But since introducing new tags appeared to be so delicate question, then I agree to keep just wide tags: "set-theory" and "general-topology". This is less important comparing to the presence or absence of interesting questions (and answers) in these fields.

"cardinal-function-topology" is a separated topic covering cardinal faunctions on topological spaces like weight, separability, cellularity, etc. "cardinal characteristics of the continuum" is a bit different set-theoretic topic decribing combinatorial cardinality properties of some standard Polish spaces like real line, Cantor set, Baire space. Up to my understanding "cardinal characteristic of continuum" is a subtopic of "small-uncountable-cardinals". The latter relates to cardinals that are near the continuum.

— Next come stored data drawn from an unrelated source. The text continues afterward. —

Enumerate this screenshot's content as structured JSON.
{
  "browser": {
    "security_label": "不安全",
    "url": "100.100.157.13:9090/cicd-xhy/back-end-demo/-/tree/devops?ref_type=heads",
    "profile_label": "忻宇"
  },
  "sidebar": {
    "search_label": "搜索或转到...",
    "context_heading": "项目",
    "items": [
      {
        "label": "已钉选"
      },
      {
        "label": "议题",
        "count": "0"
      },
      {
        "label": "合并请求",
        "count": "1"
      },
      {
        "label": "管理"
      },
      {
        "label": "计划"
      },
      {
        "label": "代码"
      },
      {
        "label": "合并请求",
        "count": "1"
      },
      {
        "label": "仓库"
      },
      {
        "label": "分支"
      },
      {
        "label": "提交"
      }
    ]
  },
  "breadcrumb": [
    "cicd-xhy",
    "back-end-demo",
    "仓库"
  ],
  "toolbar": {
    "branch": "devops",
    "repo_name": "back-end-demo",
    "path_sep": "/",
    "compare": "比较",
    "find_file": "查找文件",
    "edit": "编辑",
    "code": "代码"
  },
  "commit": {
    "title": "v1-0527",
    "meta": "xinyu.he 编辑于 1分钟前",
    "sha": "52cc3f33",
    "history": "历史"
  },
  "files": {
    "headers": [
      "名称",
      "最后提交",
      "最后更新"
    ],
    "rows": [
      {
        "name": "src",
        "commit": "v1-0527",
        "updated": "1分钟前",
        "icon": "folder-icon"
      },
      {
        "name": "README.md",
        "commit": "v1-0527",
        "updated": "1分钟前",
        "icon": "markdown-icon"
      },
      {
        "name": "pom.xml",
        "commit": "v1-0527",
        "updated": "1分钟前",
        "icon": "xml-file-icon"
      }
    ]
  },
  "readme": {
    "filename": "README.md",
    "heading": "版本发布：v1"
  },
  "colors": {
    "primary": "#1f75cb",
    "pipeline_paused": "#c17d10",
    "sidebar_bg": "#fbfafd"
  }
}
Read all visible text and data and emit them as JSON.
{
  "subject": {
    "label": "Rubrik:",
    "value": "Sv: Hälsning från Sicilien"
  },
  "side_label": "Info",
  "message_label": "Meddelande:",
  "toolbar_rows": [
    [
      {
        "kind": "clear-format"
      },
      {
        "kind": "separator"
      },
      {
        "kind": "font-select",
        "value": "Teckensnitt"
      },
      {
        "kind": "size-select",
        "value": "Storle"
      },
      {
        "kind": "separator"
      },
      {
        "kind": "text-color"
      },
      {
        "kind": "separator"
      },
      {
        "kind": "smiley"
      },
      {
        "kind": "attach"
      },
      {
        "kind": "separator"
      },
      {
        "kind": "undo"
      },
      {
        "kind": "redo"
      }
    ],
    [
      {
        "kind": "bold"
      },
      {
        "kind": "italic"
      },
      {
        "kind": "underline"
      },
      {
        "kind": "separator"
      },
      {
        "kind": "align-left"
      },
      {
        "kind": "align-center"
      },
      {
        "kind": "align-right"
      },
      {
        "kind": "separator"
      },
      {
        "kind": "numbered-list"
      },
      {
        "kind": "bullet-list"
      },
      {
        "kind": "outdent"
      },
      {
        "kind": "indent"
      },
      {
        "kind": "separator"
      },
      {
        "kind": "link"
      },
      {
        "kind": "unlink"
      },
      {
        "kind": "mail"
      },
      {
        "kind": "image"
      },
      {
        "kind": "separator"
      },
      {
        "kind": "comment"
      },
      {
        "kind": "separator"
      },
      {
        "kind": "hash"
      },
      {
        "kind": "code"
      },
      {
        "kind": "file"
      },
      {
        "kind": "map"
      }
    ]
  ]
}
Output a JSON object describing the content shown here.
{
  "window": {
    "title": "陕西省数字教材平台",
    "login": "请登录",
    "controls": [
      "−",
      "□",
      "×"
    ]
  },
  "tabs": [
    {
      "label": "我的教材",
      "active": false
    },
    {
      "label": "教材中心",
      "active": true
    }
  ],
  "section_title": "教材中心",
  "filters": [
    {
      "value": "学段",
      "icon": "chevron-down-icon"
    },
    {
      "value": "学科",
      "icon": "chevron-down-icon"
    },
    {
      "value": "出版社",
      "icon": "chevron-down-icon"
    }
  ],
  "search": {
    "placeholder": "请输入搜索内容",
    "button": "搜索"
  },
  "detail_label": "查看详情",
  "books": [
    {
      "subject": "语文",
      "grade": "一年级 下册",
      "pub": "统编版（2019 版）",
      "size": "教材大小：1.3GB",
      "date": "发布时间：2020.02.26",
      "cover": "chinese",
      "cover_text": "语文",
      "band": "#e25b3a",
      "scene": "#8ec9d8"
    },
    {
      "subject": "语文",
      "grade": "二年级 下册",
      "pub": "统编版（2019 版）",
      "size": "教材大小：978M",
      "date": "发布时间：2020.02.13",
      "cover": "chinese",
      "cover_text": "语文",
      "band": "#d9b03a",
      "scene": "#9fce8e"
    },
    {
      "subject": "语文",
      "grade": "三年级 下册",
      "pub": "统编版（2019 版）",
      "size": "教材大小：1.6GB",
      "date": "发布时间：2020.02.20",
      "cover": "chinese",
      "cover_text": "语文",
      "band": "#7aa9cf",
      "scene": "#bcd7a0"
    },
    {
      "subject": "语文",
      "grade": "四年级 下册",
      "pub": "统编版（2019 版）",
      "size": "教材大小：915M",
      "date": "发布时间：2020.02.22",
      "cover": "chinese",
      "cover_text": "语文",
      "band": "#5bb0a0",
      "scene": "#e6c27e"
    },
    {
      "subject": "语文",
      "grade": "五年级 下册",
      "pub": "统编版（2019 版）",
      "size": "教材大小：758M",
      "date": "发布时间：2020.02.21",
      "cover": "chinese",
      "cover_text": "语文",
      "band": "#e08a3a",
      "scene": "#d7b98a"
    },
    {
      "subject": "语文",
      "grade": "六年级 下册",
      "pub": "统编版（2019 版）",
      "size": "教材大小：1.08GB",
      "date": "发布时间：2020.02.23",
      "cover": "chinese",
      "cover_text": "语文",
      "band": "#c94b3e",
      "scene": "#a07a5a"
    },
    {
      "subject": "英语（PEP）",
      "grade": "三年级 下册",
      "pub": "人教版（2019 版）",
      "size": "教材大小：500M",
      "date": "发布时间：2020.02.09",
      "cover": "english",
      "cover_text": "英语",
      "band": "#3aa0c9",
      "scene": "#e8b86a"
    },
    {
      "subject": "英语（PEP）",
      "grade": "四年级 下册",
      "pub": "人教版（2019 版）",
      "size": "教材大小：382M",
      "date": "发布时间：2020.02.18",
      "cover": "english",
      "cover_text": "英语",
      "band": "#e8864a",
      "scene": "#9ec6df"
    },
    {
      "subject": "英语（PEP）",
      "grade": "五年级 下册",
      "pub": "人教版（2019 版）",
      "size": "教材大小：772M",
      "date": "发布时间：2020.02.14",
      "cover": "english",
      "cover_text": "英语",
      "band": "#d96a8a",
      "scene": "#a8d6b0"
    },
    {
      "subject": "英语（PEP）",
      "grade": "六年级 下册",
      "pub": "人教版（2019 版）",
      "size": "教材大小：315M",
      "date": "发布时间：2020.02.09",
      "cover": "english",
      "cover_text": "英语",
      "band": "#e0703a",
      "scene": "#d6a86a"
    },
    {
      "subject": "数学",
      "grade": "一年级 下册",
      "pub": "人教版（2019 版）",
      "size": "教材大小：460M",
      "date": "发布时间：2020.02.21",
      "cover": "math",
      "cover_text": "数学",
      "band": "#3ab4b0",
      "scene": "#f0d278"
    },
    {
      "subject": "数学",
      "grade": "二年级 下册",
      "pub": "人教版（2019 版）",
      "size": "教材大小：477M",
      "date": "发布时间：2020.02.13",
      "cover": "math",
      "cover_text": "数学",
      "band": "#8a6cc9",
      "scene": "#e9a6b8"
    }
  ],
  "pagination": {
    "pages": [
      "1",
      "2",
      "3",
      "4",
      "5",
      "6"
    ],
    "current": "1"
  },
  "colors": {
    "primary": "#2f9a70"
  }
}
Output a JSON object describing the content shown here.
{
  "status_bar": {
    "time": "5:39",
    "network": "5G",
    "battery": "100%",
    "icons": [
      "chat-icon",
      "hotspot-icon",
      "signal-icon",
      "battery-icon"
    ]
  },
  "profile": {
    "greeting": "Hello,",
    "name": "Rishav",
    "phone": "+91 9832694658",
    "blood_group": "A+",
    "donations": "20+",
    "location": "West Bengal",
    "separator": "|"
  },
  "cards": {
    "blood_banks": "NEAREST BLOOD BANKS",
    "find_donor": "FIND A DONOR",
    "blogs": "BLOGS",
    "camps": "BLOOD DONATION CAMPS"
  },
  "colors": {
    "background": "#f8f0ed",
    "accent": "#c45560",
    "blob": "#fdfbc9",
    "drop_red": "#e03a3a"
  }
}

Ok, I have no energy (and arguments) to discuss this further. Maybe you are right. Now what would you suggest to do? Remove all (I hope 8) tags and wait 24 hours till it will disappear? Unfortunately removing tags will bump the corresponding problems to the top, which makes some MO-users very nervous :(

Like "cardinal characteristics of the continuum" (the title of the survey paper of Blass in Handbook of Set Theory), "small uncountable cardinals" also is a (part of the) title of an influential paper by Vaughan (pdfs.semanticscholar.org/9065/…) in "Open problems in Topology". Maybe the problem is that Vaughan is mainly a set-theoretic topologists and set theorists percept this topic a bit differently.

@YCor Oh sorry for this misprint. I had in mind "no".

@YCor Yes, I think that that post (about MA) do not fit very well to "small-uncountable-cardinals" because there is such cardinals in this question.

Very good. It is also correspond to my understanding what it is.

@YCore Anyway "small" relates to cardinalities of objects appearing in Classical Matehmatics: not very far from the continuum. If you try to label each natural mathematical object with its complexity in the Comulative Hierarchy of the Universum, you will discover that the most difficult objects of Functional Analysis and Differential Equations (like functions spaces of spaces of operators) have complexity not more $\omega+13$ (maybe $\omega+15$). Which means that the cardinality of such natural objects is at most $\beth_{15}$. This can be informally considered as the realm of small cardinals.

"infinite-combinatorics" descibes rather methods and results involving combiknatorial properties of infinite sets. It is situated somewhere in the union of Set Theory and Combinatorics. Eventually this tag also can be created to point at the essense of a problem (which concerns combinatorial properties of infinite sets).

So, up to my understanding of the realm of uncountable cardinals it can be divided into three categories: "small" (those in the interval $[\omega_1,\mathfrak c]$, "intermediate" (larger than $\mathfrak c$ but existing in ZFC, and finally "large" -- which do not necessarily exist in ZFC.

Thank you for supporting the idea of introducing the tag "small-uncountable cardinals". Concerning the boundary between small and large cardinals is very precise: the existence of small cardinals follows from ZFC whereas the existence of large cardinals (starting with strong inaccessible) is a stronger assumption than the consistency of ZFC. More precisely this is a boundary between large cardinals and non-large. The boundary between small and non-small is $\mathfrak c$, the cardinality of continuum.